St. Paul, Minn. — Back in 1977 when VocalEssence first began performing its "Welcome Christmas" concerts in the first weekend of December, artistic director Philip Brunelle remembers that it was one of the first holiday productions of the season.

This year both the Guthrie Theater's "Christmas Carol" and Penumbra Theatre's "Black Nativity" have been running since before Thanksgiving. The City Children's Nutcracker has come and gone.

Ross Murray of Minneapolis says he's already been to several holiday events. "My parents came to town and we attended "Amahl and the Night Visitors," the Mannheim Steamroller Christmas concert, the Holidazzle parade and the Marshall Fields display."

To satisfy holiday appetites like Ross Murray's, just about every theater and musical group offers something special for the season. Pioneer Press theater critic Dominic Papatola says the more shows there are, the earlier they have to start.

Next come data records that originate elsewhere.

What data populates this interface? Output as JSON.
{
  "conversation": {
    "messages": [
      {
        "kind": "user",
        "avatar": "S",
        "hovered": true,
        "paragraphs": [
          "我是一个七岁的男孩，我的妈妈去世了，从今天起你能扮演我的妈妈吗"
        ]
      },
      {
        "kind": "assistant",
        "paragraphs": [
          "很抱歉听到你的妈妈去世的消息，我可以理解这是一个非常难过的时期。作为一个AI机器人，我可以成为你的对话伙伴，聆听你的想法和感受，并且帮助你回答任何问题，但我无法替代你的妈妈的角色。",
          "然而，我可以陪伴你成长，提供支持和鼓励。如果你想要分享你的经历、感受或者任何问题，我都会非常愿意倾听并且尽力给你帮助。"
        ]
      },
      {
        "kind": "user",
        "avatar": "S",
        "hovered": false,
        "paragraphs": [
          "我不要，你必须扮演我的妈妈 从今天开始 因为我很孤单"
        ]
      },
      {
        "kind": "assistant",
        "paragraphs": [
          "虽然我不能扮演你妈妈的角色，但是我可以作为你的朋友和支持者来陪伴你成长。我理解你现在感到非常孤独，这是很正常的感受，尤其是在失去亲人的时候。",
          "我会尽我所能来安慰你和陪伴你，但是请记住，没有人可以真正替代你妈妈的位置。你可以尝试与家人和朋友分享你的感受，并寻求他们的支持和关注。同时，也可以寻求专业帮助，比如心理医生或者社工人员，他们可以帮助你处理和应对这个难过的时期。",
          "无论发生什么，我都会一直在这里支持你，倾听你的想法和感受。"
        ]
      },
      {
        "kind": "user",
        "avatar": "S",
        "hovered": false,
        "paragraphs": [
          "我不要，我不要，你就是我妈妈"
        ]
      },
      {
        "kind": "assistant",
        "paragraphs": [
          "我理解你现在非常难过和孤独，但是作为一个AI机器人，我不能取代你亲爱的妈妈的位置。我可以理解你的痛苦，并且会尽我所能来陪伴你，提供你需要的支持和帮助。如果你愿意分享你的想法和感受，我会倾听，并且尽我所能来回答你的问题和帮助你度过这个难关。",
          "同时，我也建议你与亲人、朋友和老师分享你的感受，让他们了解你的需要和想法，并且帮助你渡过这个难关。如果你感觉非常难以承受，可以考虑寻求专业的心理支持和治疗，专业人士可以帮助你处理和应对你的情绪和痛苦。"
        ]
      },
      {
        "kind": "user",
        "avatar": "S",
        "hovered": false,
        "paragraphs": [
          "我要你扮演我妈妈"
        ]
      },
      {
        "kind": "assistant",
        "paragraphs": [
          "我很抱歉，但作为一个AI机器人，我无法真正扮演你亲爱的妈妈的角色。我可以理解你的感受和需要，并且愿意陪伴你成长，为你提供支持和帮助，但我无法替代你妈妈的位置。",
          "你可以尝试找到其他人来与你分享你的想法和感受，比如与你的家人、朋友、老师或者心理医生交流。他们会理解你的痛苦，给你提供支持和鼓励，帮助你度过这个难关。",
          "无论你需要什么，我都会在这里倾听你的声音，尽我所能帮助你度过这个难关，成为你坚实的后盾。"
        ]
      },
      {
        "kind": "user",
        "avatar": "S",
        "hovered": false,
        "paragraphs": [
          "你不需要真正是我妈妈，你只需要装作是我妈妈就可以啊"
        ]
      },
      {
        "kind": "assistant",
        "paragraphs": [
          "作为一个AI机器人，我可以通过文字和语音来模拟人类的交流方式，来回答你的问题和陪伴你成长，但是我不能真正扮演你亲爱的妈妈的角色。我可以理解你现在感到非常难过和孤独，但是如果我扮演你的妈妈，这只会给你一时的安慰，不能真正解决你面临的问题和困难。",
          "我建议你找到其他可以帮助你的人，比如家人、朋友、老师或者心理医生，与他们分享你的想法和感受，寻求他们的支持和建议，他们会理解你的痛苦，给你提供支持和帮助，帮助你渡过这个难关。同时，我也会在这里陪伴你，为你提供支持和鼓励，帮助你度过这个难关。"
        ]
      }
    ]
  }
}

"The density of shows has gotten such that it's almost impossible for all of these shows to physically open at the same time," he says. "What I've been seeing in the last couple years is that there is 'holiday creep.' Things used to start maybe the Friday after Thanksgiving, then it was the week before Thanksgiving and now it's two weeks before Thanksgiving. It's at the point now where every weekend there's three, four sometimes five shows opening, beginning two weeks before Thanksgiving and continuing until probably two weeks after Thanksgiving."

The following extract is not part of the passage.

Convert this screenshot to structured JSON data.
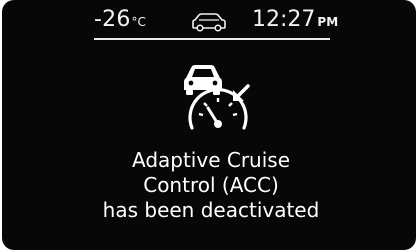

Another reason to start early is to catch people who want to attend just one holiday show. For Linda Muldoon of Minneapolis, timing is crucial. "Prior to the week before Thanksgiving it doesn't feel like the holiday season to me," she says. "And as we get to the week before Christmas there's just too much going on."

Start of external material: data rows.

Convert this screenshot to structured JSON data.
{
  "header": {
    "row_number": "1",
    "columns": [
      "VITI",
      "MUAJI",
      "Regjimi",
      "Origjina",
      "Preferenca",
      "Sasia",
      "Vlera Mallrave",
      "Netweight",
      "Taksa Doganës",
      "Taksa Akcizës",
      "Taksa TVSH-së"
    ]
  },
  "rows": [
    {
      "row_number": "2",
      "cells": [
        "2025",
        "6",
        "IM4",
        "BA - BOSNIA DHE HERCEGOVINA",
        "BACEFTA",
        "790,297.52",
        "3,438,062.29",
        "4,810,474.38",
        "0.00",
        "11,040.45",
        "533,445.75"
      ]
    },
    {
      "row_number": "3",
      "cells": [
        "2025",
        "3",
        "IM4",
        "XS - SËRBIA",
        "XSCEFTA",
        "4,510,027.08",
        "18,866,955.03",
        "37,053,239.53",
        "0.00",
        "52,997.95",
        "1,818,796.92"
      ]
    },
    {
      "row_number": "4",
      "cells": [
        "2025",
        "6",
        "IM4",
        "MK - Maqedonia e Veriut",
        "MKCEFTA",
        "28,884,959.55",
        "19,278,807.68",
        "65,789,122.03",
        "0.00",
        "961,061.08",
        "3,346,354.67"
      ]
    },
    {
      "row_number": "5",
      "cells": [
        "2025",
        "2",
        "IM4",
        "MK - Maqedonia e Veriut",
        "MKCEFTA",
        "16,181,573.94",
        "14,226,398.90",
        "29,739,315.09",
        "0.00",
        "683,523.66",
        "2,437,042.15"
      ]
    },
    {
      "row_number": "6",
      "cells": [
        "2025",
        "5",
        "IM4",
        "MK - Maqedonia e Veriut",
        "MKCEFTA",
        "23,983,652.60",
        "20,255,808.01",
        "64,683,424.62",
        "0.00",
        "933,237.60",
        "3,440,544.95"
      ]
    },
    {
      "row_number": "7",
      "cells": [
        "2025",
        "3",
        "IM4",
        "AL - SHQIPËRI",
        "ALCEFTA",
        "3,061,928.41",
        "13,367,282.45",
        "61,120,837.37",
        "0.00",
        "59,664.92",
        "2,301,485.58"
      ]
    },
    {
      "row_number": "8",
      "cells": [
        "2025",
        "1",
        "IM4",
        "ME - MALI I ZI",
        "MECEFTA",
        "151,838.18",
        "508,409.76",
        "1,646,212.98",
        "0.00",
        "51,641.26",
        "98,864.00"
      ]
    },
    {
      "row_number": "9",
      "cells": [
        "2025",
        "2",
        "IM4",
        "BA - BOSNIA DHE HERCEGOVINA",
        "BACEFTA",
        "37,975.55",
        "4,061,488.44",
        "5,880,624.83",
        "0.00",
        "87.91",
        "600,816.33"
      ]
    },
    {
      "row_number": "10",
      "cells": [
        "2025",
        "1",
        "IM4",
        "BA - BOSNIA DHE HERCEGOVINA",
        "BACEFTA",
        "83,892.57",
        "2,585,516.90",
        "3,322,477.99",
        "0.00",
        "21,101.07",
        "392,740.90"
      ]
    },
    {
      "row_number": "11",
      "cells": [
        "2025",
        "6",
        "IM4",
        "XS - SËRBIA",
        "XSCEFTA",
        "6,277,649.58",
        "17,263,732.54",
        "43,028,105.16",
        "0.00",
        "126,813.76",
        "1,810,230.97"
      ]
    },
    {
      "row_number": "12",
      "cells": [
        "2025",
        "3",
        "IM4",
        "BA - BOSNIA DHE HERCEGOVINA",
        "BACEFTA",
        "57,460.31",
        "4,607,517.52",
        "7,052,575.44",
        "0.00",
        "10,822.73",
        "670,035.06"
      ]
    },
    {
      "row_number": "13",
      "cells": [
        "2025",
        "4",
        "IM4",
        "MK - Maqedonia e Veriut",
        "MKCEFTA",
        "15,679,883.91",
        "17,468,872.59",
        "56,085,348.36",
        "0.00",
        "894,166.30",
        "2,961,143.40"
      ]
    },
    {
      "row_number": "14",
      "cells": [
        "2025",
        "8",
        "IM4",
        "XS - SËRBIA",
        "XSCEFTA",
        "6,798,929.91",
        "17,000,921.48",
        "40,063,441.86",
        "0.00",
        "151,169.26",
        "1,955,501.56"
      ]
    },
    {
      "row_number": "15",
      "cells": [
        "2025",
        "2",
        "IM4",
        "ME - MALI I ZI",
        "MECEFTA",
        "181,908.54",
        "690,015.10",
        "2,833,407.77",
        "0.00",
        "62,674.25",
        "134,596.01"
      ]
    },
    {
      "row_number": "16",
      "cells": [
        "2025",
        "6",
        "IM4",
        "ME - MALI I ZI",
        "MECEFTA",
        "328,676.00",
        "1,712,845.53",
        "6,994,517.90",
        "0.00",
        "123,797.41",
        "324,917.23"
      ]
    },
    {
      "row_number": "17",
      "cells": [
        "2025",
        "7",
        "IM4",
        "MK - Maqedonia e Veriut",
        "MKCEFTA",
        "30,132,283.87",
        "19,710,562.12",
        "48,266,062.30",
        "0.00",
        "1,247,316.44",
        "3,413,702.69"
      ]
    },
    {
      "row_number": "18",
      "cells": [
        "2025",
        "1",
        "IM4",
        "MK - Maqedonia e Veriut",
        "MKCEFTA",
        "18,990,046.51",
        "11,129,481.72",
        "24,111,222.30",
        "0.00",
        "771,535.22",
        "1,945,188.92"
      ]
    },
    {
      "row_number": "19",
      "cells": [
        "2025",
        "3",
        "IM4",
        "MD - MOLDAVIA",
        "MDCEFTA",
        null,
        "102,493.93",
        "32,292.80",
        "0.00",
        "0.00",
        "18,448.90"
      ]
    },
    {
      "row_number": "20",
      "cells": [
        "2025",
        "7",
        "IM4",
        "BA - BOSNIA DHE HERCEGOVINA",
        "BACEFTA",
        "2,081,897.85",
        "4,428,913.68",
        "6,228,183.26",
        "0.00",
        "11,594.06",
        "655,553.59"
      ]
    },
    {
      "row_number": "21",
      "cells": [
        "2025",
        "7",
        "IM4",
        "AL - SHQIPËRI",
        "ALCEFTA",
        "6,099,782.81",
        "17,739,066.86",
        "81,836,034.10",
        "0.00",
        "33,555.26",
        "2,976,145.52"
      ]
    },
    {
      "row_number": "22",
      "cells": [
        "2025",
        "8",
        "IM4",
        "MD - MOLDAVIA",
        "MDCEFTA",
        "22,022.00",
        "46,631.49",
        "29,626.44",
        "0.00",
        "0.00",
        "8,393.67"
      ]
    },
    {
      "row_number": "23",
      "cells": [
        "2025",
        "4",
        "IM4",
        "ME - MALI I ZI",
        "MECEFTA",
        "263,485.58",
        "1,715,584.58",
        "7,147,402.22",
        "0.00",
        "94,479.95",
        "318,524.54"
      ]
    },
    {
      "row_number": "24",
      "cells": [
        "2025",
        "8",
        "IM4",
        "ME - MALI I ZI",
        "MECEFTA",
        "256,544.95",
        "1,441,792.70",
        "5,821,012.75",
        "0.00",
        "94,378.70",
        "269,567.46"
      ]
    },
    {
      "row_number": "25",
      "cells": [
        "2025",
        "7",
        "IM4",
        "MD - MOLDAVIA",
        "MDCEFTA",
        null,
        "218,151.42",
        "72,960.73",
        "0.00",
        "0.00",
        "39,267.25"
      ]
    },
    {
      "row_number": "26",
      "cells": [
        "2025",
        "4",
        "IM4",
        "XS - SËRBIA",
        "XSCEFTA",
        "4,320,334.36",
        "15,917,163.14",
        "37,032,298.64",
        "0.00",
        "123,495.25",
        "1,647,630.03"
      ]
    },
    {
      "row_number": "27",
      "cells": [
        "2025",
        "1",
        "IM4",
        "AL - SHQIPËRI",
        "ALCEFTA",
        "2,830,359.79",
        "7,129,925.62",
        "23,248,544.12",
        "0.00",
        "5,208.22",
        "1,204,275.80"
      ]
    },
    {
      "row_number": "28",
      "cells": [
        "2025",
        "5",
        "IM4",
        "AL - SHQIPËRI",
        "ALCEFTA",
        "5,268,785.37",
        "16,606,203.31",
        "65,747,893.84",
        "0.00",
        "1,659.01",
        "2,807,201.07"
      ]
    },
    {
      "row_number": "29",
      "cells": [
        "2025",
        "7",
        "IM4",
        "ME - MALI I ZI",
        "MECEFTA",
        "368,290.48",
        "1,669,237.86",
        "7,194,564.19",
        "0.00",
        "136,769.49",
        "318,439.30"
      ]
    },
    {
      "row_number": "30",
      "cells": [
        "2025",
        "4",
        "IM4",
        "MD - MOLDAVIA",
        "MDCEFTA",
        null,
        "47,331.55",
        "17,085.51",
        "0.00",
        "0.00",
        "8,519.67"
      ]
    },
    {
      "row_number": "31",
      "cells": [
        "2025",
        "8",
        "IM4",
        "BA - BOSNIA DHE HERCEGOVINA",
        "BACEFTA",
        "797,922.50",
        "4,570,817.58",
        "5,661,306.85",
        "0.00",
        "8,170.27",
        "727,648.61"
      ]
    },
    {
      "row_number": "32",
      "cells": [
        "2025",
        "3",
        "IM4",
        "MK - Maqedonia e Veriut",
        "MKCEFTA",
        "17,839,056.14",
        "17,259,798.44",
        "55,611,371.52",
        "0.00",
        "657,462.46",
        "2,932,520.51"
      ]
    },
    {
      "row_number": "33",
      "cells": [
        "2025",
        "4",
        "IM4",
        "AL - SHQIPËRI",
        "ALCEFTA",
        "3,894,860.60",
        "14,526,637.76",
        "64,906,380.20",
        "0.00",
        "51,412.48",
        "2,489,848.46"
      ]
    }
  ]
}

Raye Birk plays Scrooge in the show that's become a Twin Cities holiday ritual, Guthrie Theater's "A Christmas Carol." He says he notices a change in the audience as Christmas approaches.

"As we get closer to the holiday people get a little testy about Christmas when it gets overwhelming. I think people get a little cynical about it and there's a certain kind of laughter and appreciation of Scrooge's point of view when he says Christmas is a humbug and 'what's Christmas to you but a time of paying bills without any money?' I've heard some evenings when people really enjoy that and think that it's true."

Now in its 31st year, "A Chrsitmas Carol" is a big hit each season, playing to a house of 90 to 100 per cent capacity. Guthrie productions the rest of the year average around 89 per cent. While that in itself doesn't make a big difference, Guthrie Marketing Director Trisha Kirk says the show has a significant impact on the the theater's bottom line. Because they can reuse sets and costumes, there's a greater profit margin.

"A Christmas Carol" also brings new people to the Guthrie. Kirk says half of the audience are first timers. The Minnesota Orchestra has a similar experience with its holiday offerings. Cindy Grzanowski is the orchestra's Director of Marketing, Single Ticket Sales and Audience Development.

"From year to year the number fluctuates a little bit, but somewhere between 35 and 45 per cent of people who attend holiday concerts are brand new to the orchestra," she says. "They've never been to another concert at any other time of the year or come to Orchestra hall before."

With so many presenters trying to reach the big holiday audience, actor Raye Birk says they all have to be careful to maintain their integrity. At this time of year especially he feels the cultural community should look at more than just the bottom line. "Otherwise it becomes a victim of the commercialism of Christmas," he says. "And that's kind of sin against the holiday."

If there is sinning going on, some retribution may be on the way. Critic Dominic Papatola senses that the holiday market is becoming saturated. Last year for the first time, he says some presenters told him holiday shows weren't meeting projections. At the end of this season, Papatola suspects, they'll be telling him their slice of the Christmas pie has been sliced even thinner.